Es lag aber nicht an den Zimmern. Es lag an Paris. Noch immer war Marianne
das schönste und interessanteste Mädchen von Europa; doch auch ohne Lupe
waren jetzt kleine Schärfen, und der erste leise Ansatz zu Krähenfüßen an
ihr wahrzunehmen. In ihrer stolzen Grazie lag etwas Müdes und Enerviertes;
mit einem Wort: der unverkennbare Typ des schönen Mädchens, das
Enttäuschungen erlebt hat und schleunigst heiraten sollte, um wieder
aufzublühen.

Ihren Roman mit Herrn Michel, dem schwerfälligen Herrn, der sie immer
brüskiert, wenn sie erwartet, daß er endlich um sie anhält, müssen wir ja
alle miterleben. Ich verbrachte viele Stunden in den weiten Leseräumen des
Hotels, schleppte die Zeitungen wohl auch in die Halle hinab, und in einem
großen Schaukelstuhl vergraben, las ich vor dem Kamin Mariannens bittere,
gereizte, kurzatmige Ausfälle, merkte die Mauern, die sie in ihrer
Pikiertheit zwischen sich und ihrem ungeschickten Freier errichtete, fühlte
den Groll, in dem sie sich gefiel, -- bis ich es nicht mehr aushielt, und
auf mein Zimmer eilte, und in großer Erregung herumging, und mit den Armen
in der Luft herumfocht, indem ich leidenschaftliche Dialoge mit ihr führte.

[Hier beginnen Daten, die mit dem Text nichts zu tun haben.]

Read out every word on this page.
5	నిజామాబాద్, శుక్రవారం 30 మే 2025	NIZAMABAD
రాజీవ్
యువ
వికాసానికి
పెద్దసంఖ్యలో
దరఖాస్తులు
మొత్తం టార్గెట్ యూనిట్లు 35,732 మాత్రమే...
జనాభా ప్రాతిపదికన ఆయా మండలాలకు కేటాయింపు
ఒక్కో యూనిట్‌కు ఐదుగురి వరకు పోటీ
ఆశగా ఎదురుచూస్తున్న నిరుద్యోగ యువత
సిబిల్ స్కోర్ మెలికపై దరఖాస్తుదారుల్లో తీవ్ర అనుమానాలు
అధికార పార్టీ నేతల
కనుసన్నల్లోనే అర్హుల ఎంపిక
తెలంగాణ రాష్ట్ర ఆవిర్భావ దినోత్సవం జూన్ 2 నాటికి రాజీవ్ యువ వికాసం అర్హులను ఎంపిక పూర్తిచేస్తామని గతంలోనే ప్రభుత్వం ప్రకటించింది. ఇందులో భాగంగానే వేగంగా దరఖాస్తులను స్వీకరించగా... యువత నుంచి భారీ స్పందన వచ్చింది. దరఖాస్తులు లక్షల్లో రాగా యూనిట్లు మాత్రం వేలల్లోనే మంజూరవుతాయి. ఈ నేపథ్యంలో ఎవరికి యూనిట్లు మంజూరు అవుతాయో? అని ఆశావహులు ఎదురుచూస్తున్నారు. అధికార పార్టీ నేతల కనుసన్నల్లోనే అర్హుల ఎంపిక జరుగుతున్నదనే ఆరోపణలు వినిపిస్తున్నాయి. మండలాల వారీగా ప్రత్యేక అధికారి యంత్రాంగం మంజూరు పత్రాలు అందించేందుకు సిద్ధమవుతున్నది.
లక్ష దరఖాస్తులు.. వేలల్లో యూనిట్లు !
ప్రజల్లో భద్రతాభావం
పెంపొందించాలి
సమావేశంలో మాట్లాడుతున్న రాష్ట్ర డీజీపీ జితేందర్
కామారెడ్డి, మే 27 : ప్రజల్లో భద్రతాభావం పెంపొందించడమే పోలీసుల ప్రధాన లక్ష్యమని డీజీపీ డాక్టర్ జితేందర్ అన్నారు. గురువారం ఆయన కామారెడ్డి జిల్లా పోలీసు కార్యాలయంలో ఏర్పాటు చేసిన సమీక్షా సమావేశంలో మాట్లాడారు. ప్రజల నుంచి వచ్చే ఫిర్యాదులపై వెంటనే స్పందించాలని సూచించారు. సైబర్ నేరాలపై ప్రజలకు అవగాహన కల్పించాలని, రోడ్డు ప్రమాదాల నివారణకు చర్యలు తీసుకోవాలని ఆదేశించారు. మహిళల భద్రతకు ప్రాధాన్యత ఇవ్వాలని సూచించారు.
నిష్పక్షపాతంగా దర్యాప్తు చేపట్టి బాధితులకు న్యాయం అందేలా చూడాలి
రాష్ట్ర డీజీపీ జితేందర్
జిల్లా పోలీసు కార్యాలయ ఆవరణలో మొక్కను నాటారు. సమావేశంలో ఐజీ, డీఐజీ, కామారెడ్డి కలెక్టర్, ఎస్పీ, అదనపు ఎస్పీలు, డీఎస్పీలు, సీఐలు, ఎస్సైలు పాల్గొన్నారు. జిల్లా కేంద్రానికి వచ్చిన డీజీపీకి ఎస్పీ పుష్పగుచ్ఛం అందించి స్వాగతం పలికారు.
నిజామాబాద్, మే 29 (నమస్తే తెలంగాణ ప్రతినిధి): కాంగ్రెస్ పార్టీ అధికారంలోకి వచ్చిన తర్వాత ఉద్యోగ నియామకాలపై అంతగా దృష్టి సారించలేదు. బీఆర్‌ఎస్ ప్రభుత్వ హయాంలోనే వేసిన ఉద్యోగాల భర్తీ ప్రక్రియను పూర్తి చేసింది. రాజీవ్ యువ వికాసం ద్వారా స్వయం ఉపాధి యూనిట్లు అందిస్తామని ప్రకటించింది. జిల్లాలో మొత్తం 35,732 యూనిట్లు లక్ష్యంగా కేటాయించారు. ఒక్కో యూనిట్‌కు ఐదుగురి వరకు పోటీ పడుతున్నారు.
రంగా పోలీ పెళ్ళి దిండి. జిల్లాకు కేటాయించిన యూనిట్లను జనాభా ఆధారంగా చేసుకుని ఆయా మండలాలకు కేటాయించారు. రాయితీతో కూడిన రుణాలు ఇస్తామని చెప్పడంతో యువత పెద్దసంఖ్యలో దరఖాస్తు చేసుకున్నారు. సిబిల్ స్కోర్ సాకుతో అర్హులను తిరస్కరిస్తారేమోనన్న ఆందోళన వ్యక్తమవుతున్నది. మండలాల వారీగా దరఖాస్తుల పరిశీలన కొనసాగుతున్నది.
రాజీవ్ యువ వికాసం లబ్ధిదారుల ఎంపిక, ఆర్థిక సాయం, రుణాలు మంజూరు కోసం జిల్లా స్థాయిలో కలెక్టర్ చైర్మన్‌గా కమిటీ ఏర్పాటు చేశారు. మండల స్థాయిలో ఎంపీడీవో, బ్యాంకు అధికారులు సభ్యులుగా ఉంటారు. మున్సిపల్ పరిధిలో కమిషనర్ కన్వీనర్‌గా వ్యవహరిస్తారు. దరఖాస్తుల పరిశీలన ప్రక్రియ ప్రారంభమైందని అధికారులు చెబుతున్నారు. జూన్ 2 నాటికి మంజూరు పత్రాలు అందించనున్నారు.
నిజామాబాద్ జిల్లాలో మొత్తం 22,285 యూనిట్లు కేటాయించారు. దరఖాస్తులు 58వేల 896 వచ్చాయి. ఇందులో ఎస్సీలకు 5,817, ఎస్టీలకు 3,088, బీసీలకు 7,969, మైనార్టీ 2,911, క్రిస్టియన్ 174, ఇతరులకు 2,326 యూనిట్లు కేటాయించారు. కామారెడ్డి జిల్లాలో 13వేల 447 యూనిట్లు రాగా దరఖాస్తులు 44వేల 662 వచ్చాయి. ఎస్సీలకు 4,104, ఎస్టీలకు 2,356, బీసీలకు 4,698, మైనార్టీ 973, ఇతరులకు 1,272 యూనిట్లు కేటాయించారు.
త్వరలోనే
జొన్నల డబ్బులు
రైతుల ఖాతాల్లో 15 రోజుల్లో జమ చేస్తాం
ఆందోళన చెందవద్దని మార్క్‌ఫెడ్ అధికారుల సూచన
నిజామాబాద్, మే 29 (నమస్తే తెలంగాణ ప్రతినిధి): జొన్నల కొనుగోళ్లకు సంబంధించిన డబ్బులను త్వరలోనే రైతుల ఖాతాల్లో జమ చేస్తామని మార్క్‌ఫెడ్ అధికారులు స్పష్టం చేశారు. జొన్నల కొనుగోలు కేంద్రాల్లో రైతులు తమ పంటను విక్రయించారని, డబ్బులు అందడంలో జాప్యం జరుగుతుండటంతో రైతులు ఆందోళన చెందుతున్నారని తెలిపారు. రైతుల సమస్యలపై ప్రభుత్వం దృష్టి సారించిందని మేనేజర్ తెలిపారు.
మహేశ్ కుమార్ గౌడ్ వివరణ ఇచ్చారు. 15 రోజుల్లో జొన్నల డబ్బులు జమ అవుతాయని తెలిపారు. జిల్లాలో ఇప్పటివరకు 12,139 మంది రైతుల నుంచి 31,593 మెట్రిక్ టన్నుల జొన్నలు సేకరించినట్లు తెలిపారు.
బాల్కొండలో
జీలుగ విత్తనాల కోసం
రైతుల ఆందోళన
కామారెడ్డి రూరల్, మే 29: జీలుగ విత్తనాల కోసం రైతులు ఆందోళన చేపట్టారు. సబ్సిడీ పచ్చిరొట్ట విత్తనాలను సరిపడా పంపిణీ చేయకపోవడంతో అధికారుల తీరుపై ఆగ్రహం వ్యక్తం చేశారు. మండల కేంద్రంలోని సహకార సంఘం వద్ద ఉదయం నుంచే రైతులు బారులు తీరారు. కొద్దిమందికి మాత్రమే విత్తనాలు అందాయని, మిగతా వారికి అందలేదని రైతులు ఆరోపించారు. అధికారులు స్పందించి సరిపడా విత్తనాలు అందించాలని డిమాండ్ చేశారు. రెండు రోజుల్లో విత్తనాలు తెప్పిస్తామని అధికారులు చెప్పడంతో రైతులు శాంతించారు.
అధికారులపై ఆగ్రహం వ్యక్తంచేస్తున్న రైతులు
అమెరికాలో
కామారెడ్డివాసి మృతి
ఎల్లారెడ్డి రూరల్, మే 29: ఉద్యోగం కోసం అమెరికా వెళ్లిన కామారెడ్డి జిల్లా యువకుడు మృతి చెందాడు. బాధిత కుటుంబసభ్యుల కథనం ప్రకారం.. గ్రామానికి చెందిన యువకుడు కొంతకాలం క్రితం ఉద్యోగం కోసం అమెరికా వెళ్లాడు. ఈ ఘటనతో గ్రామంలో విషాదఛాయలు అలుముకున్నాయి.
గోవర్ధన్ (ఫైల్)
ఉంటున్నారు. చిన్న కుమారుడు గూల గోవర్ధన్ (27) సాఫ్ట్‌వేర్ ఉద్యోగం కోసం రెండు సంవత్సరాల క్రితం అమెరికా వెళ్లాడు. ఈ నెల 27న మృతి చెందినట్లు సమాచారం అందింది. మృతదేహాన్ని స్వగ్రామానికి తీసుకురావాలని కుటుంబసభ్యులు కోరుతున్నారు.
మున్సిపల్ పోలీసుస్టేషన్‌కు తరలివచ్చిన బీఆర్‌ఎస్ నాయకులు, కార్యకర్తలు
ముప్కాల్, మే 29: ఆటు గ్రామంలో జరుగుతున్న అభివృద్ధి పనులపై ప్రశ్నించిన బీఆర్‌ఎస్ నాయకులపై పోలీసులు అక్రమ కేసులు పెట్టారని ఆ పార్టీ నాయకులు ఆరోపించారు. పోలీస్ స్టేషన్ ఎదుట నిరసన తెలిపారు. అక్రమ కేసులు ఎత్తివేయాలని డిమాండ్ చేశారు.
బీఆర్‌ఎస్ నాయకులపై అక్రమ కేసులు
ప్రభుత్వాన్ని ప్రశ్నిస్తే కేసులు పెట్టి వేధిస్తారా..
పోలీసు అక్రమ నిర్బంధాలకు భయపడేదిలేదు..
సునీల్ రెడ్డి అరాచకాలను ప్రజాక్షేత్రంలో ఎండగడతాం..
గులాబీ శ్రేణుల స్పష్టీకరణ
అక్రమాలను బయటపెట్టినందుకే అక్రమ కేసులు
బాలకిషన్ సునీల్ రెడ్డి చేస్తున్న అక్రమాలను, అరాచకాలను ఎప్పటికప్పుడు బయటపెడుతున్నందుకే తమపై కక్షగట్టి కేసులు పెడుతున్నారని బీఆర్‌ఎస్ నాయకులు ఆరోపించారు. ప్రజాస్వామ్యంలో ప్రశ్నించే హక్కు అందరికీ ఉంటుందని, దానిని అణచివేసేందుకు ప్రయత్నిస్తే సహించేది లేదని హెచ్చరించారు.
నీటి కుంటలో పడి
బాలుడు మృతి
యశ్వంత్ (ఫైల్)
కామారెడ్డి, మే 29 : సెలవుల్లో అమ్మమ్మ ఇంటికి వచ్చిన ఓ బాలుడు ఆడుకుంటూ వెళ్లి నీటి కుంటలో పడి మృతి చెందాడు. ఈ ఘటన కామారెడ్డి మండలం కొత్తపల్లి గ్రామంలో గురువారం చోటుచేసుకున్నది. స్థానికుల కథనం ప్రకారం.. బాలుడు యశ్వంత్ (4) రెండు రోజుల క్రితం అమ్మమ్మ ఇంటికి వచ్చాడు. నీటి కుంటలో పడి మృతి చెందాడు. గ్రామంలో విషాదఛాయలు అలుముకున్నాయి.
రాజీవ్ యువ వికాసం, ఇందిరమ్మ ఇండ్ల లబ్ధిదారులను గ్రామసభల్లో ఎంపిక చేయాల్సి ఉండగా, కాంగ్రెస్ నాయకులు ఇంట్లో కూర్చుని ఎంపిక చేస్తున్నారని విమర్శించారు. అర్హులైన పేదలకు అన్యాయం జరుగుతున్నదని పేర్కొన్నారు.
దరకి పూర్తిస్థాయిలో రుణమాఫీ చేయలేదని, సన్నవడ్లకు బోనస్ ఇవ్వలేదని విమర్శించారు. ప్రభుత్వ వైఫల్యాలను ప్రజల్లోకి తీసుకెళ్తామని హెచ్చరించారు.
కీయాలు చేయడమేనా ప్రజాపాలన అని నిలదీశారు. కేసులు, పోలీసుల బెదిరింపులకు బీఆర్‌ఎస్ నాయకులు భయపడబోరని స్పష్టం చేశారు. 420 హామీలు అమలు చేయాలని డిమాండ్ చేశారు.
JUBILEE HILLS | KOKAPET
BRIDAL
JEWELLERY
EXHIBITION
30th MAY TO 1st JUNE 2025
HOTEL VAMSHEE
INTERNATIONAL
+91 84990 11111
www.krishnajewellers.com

Und wenn sie immer wieder damit anfing, just das Stück aus ihrem Herzen,
das ihm gehöre, habe der verhaßte Liebhaber ihr herausgerissen, so stimmte
ich ihr erst bei (denn man muß sachte mit ihr verfahren!), dann aber warf
ich ihr vor, daß sie ihre leidenschaftliche Pose über Gebühr lange
beibehielt, und ihre Neurasthenie rühre davon her, daß sie ihre Erbitterung
künstlich steigere, statt sich von ihr loszusagen.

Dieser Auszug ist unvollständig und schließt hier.